The Yazidis are one of Iraq's smallest religious minorities (they are ethnically Kurdish) and follow a unique religion that is neither Christian nor Muslim but most directly tied to Zoroastrianism. They are monotheistic but believe that God is not the administrator ruling the Earth, rather an archangel referred to as a "Peacock Angel" – which some Muslims believe is an analog to Satan, hence the derision towards Yazidis as "devil worshippers."
The Yazidis lived peacefully in Sinjar until the arrival of the Islamic State, which repeated its persecution against Yazidis in much the same way it did against Christians. The Yazidis were massacred; those who survived fled to a nearby mountain to avoid death but have nowhere to go. One Yazidis showed al-Jazeera a series of text messages received by Yazidis upon the arrival of ISIS, reading: "Where are you going to go? I swear [to] God I will cut you into pieces… We are coming for you, you pig, you enemy of God."
The Yazidis took the threat seriously. The Washington Post reports that estimates vary from 10,000 to 40,000 Yazidis currently stranded on a mountain above Sinjar, knowing their immediate death awaits them at the foot of the mountain.
They do not have food or water. The Iraqi government has attempted to air-drop water to the internally displaced refugees, but, The Washington Post notes, efforts have not been successful. According to the Kurdish news outlet Rudaw, the lack of resources on the mountain has led to significant deaths among the population, particularly children and the elderly whose bodies could not sustain them longer. “The children and the elderly cannot stand the lack of food and water, and the aid doesn’t reach all the families who have taken refugee on the mountain,” said one eyewitness. Unlike the Washington Post, Rudaw estimates up to 50,000 Yazidis are stranded. The outlet estimates that forty children and elderly have died in the days since the conquest of Sinjar.

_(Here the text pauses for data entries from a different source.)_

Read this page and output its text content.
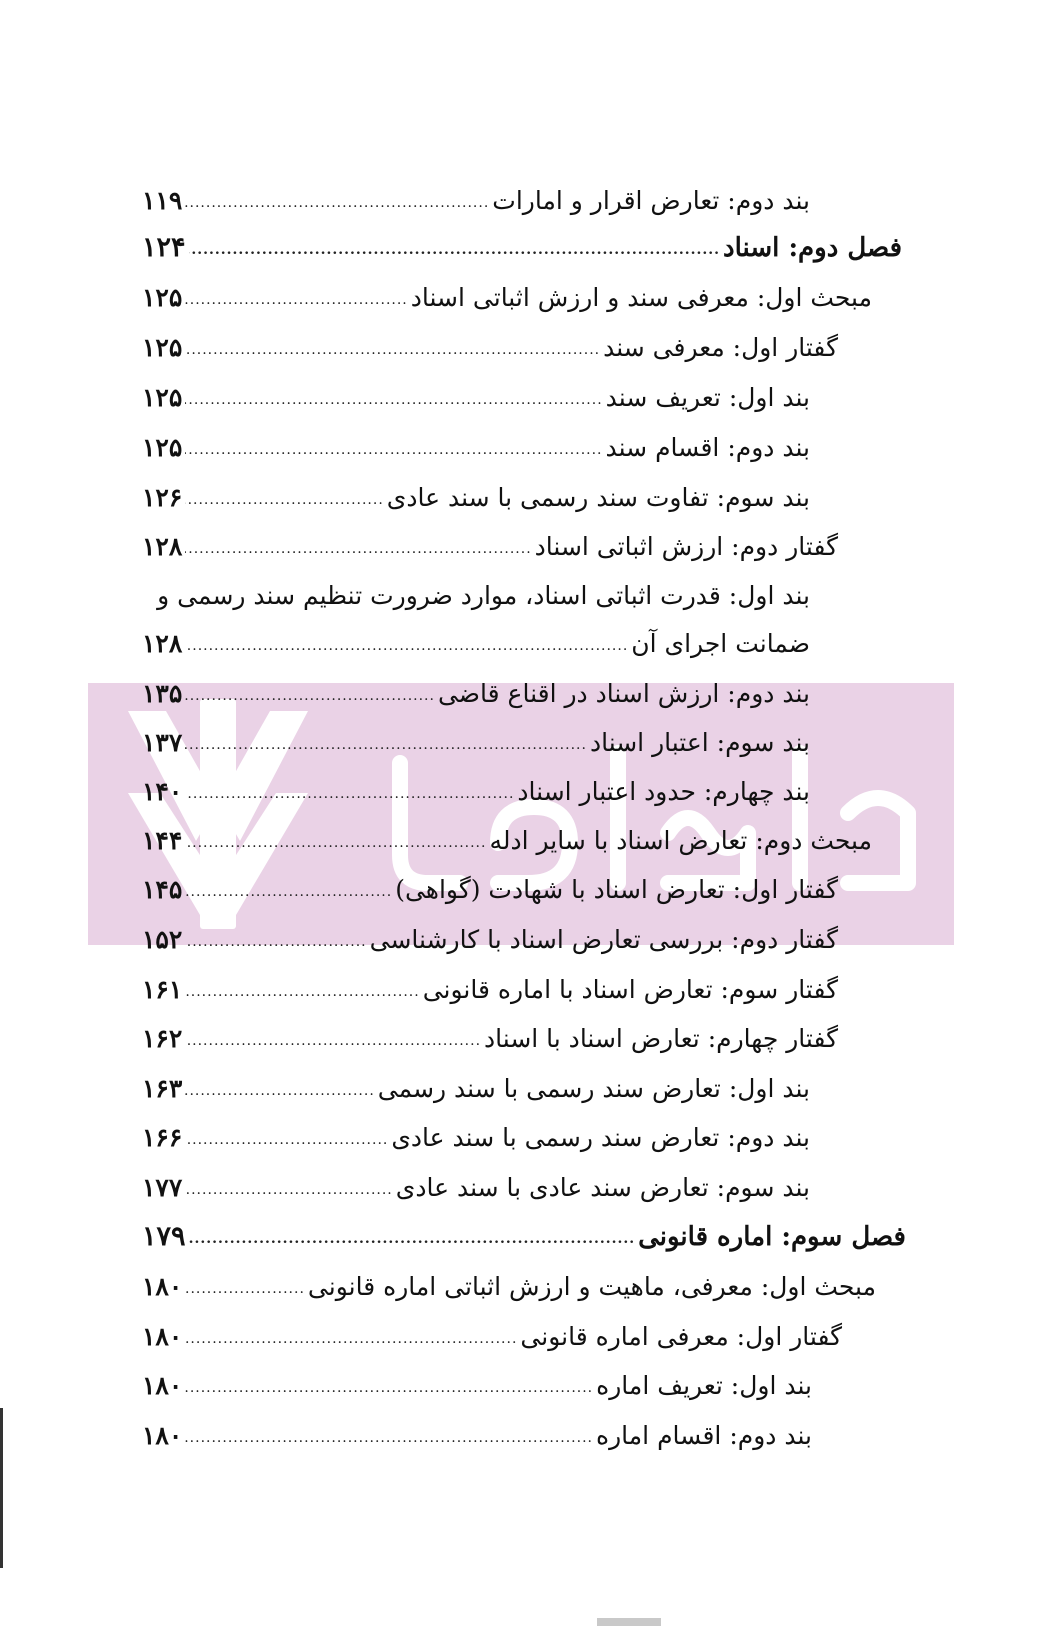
بند دوم: تعارض اقرار و امارات
.....
۱۱۹
فصل دوم: اسناد
.....
۱۲۴
مبحث اول: معرفی سند و ارزش اثباتی اسناد
.....
۱۲۵
گفتار اول: معرفی سند
.....
۱۲۵
بند اول: تعریف سند
.....
۱۲۵
بند دوم: اقسام سند
.....
۱۲۵
بند سوم: تفاوت سند رسمی با سند عادی
.....
۱۲۶
گفتار دوم: ارزش اثباتی اسناد
.....
۱۲۸
بند اول: قدرت اثباتی اسناد، موارد ضرورت تنظیم سند رسمی و
ضمانت اجرای آن
.....
۱۲۸
بند دوم: ارزش اسناد در اقناع قاضی
.....
۱۳۵
بند سوم: اعتبار اسناد
.....
۱۳۷
بند چهارم: حدود اعتبار اسناد
.....
۱۴۰
مبحث دوم: تعارض اسناد با سایر ادله
.....
۱۴۴
گفتار اول: تعارض اسناد با شهادت (گواهی)
.....
۱۴۵
گفتار دوم: بررسی تعارض اسناد با کارشناسی
.....
۱۵۲
گفتار سوم: تعارض اسناد با اماره قانونی
.....
۱۶۱
گفتار چهارم: تعارض اسناد با اسناد
.....
۱۶۲
بند اول: تعارض سند رسمی با سند رسمی
.....
۱۶۳
بند دوم: تعارض سند رسمی با سند عادی
.....
۱۶۶
بند سوم: تعارض سند عادی با سند عادی
.....
۱۷۷
فصل سوم: اماره قانونی
.....
۱۷۹
مبحث اول: معرفی، ماهیت و ارزش اثباتی اماره قانونی
.....
۱۸۰
گفتار اول: معرفی اماره قانونی
.....
۱۸۰
بند اول: تعریف اماره
.....
۱۸۰
بند دوم: اقسام اماره
.....
۱۸۰
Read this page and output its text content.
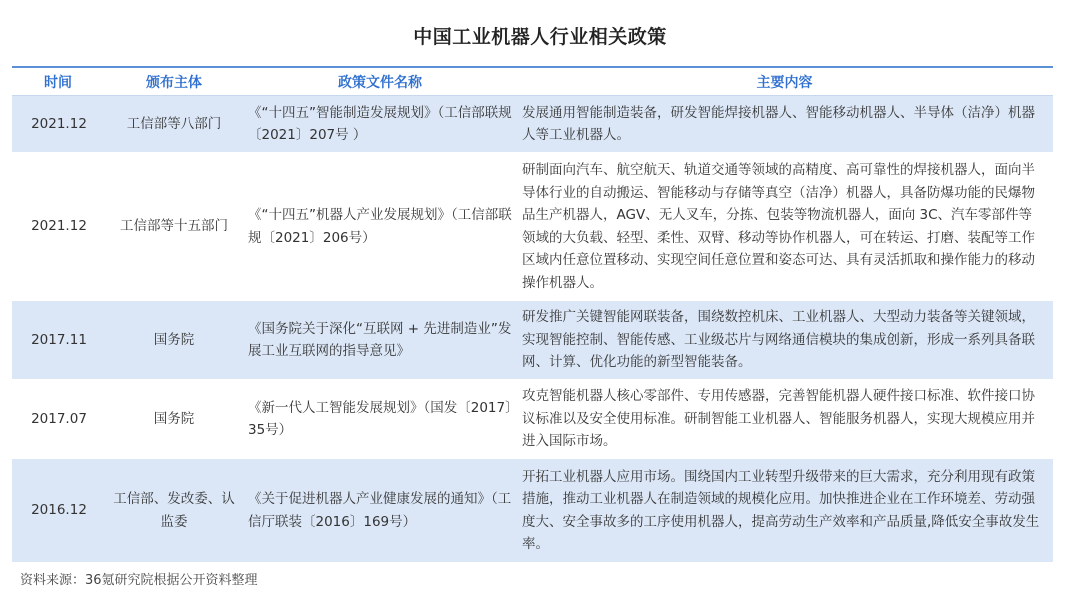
中国工业机器人行业相关政策
时间	颁布主体	政策文件名称	主要内容
2021.12	工信部等八部门	《“十四五”智能制造发展规划》（工信部联规〔2021〕207号 ）	发展通用智能制造装备，研发智能焊接机器人、智能移动机器人、半导体（洁净）机器人等工业机器人。
2021.12	工信部等十五部门	《“十四五”机器人产业发展规划》（工信部联规〔2021〕206号）	研制面向汽车、航空航天、轨道交通等领域的高精度、高可靠性的焊接机器人，面向半导体行业的自动搬运、智能移动与存储等真空（洁净）机器人，具备防爆功能的民爆物品生产机器人，AGV、无人叉车，分拣、包装等物流机器人，面向 3C、汽车零部件等领域的大负载、轻型、柔性、双臂、移动等协作机器人，可在转运、打磨、装配等工作区域内任意位置移动、实现空间任意位置和姿态可达、具有灵活抓取和操作能力的移动操作机器人。
2017.11	国务院	《国务院关于深化“互联网 + 先进制造业”发展工业互联网的指导意见》	研发推广关键智能网联装备，围绕数控机床、工业机器人、大型动力装备等关键领域，实现智能控制、智能传感、工业级芯片与网络通信模块的集成创新，形成一系列具备联网、计算、优化功能的新型智能装备。
2017.07	国务院	《新一代人工智能发展规划》（国发〔2017〕35号）	攻克智能机器人核心零部件、专用传感器，完善智能机器人硬件接口标准、软件接口协议标准以及安全使用标准。研制智能工业机器人、智能服务机器人，实现大规模应用并进入国际市场。
2016.12	工信部、发改委、认监委	《关于促进机器人产业健康发展的通知》（工信厅联装〔2016〕169号）	开拓工业机器人应用市场。围绕国内工业转型升级带来的巨大需求，充分利用现有政策措施，推动工业机器人在制造领域的规模化应用。加快推进企业在工作环境差、劳动强度大、安全事故多的工序使用机器人，提高劳动生产效率和产品质量,降低安全事故发生率。
资料来源：36氪研究院根据公开资料整理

Iraqi Member of Parliament Vian Dakhil, who is Yazidi, delivered a heart-wrenching speech on the Parliament floor in defense of her people, testifying that "our women are being taken as slaves and sold in the slave market" and at least seventy babies and fifty elderly have died on Sinjar mountain. Calling it a "campaign of genocide," she notes every other Iraqi group has been targeted: "the Shiites, the Sunnis, the Christians, the Turkmen, and the Shabak were slaughtered, now the Yazidi." "We are being exterminated," she cries, before her sobs no longer permit her to speak.